She joined the two in the living room. J.R. sat on the couch with his leg perched on a stack of pillows. They reset the bones in his leg and had him in a red cast that went to the bottom of his knee. Noah sat in the recliner he moved to position himself across from J.R.’s head. The pain medication they gave J.R. in the hospital had taken effect, and he blinked to fight off to sleep.
Noah spoke to Annie, “It looks like I’m losing him.”
“He does it to me all the time,” she joked. Glad that her son was at home and comfortable, Annie brushed a piece of J.R’s hair away from his eyebrows. Sure, she loved her mother and sister, but maternal love drove her to keep moving when she thought the world ended. She didn’t know what she would do if anything happened to J.R.

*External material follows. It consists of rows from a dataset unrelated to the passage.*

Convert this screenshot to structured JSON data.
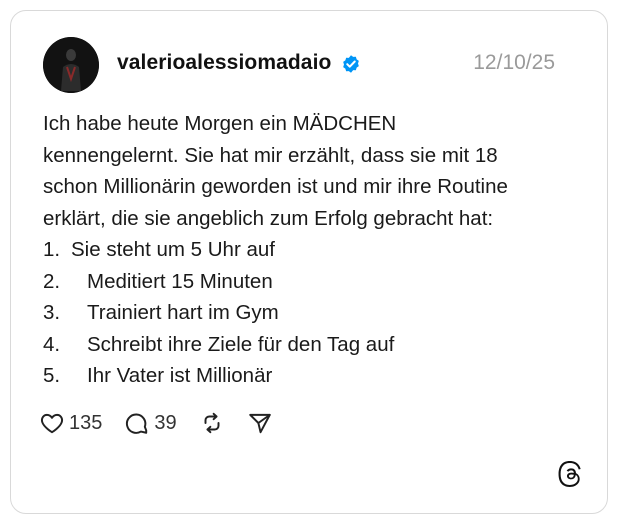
{
  "post": {
    "username": "valerioalessiomadaio",
    "date": "12/10/25",
    "intro_lines": [
      "Ich habe heute Morgen ein MÄDCHEN",
      "kennengelernt. Sie hat mir erzählt, dass sie mit 18",
      "schon Millionärin geworden ist und mir ihre Routine",
      "erklärt, die sie angeblich zum Erfolg gebracht hat:"
    ],
    "list": [
      {
        "num": "1.",
        "text": "Sie steht um 5 Uhr auf"
      },
      {
        "num": "2.",
        "text": "Meditiert 15 Minuten"
      },
      {
        "num": "3.",
        "text": "Trainiert hart im Gym"
      },
      {
        "num": "4.",
        "text": "Schreibt ihre Ziele für den Tag auf"
      },
      {
        "num": "5.",
        "text": "Ihr Vater ist Millionär"
      }
    ],
    "likes": "135",
    "comments": "39"
  },
  "icons": {
    "verified": "verified-badge-icon",
    "like": "heart-icon",
    "comment": "comment-bubble-icon",
    "repost": "repost-icon",
    "share": "send-icon",
    "brand": "threads-logo-icon"
  },
  "colors": {
    "verified_badge": "#0095f6",
    "date_text": "#9a9a9a",
    "border": "#d9d9d9"
  }
}
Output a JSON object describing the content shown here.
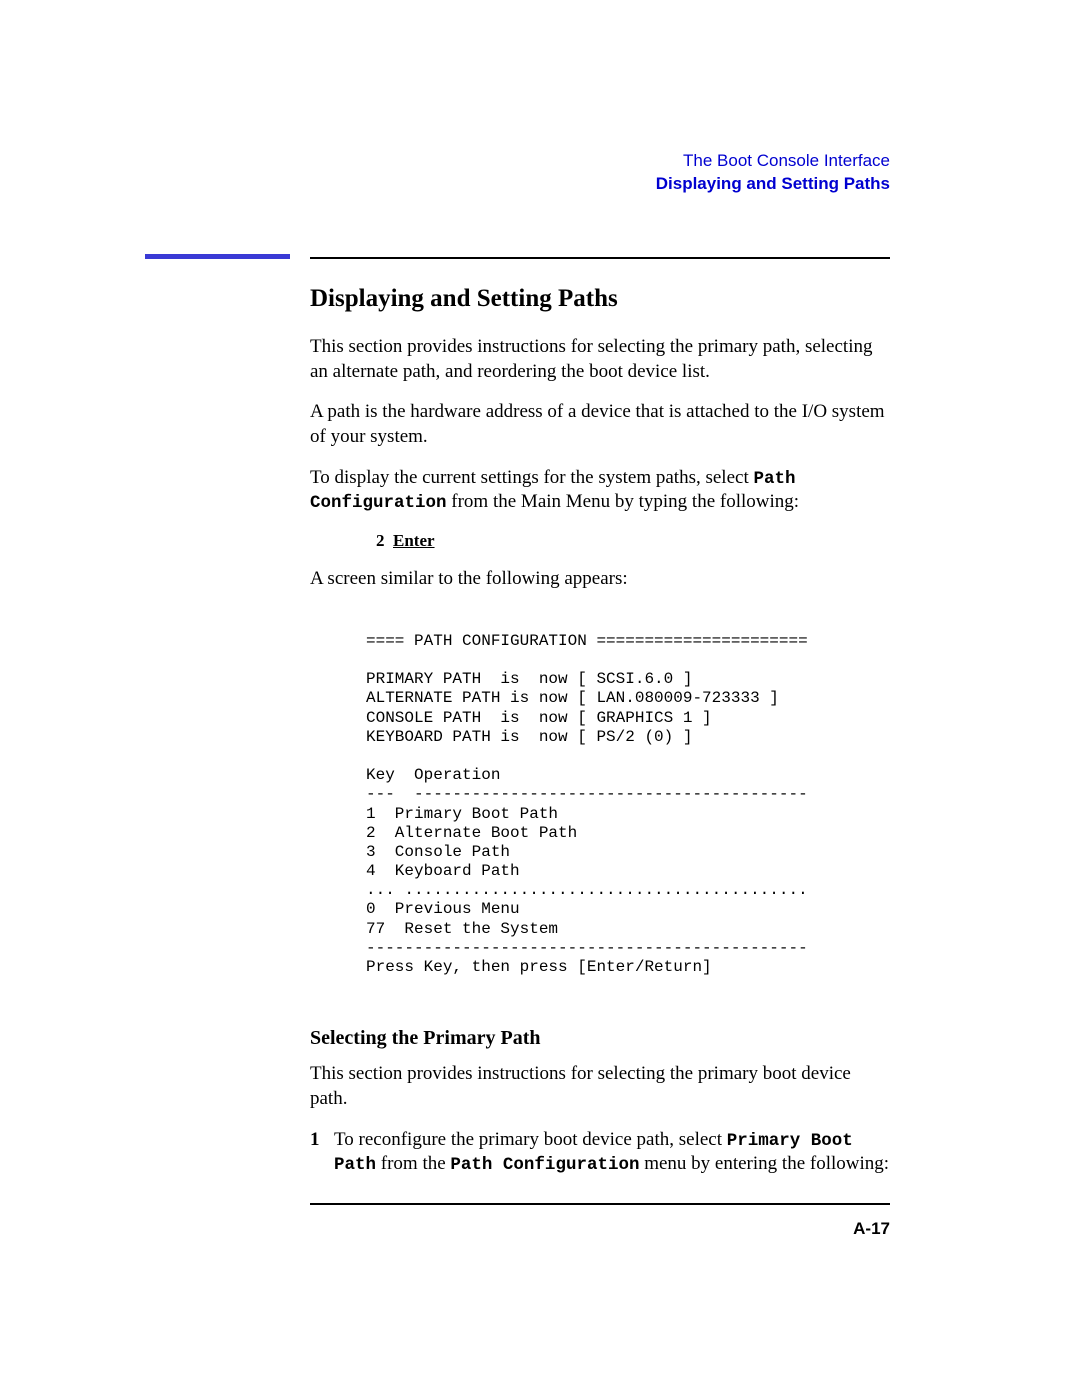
{
  "header": {
    "chapter": "The Boot Console Interface",
    "section": "Displaying and Setting Paths"
  },
  "title": "Displaying and Setting Paths",
  "p1": "This section provides instructions for selecting the primary path, selecting an alternate path, and reordering the boot device list.",
  "p2": "A path is the hardware address of a device that is attached to the I/O system of your system.",
  "p3a": "To display the current settings for the system paths, select ",
  "p3_cmd": "Path Configuration",
  "p3b": " from the Main Menu by typing the following:",
  "enter_num": "2",
  "enter_label": "Enter",
  "p4": "A screen similar to the following appears:",
  "screen": "==== PATH CONFIGURATION ======================\n\nPRIMARY PATH  is  now [ SCSI.6.0 ]\nALTERNATE PATH is now [ LAN.080009-723333 ]\nCONSOLE PATH  is  now [ GRAPHICS 1 ]\nKEYBOARD PATH is  now [ PS/2 (0) ]\n\nKey  Operation\n---  -----------------------------------------\n1  Primary Boot Path\n2  Alternate Boot Path\n3  Console Path\n4  Keyboard Path\n... ..........................................\n0  Previous Menu\n77  Reset the System\n----------------------------------------------\nPress Key, then press [Enter/Return]",
  "subheading": "Selecting the Primary Path",
  "p5": "This section provides instructions for selecting the primary boot device path.",
  "step1_num": "1",
  "step1_a": "To reconfigure the primary boot device path, select ",
  "step1_cmd1": "Primary Boot Path",
  "step1_b": " from the ",
  "step1_cmd2": "Path Configuration",
  "step1_c": " menu by entering the following:",
  "page_number": "A-17"
}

“What time is it, anyway?” Noah asked.
They both glanced at the clock she made. Framed pictures of J.R. at different stages of his life made up the different times.
“It is four in the morning,” she exclaimed while looking down at the empty cup of coffee in her hands. “Maybe I shouldn’t have drunk this.”
“I’m glad you did.” The corners of Noah’s mouth curved to form a mischievous grin. “That means we have the time to make breakfast together.”
Annie did a quick mental inventory of the items in the pantry. She didn’t feel comfortable offering her staples of oatmeal, Honey Nut Cheerios, and breakfast cookies. Then it came to her. She had biscuit mix. And in the basement, her box freezer full of venison supplied the protein for a quick meal. They had made some into sausage. “If it isn’t too small town for you, I could make us some sausage biscuits and gravy?”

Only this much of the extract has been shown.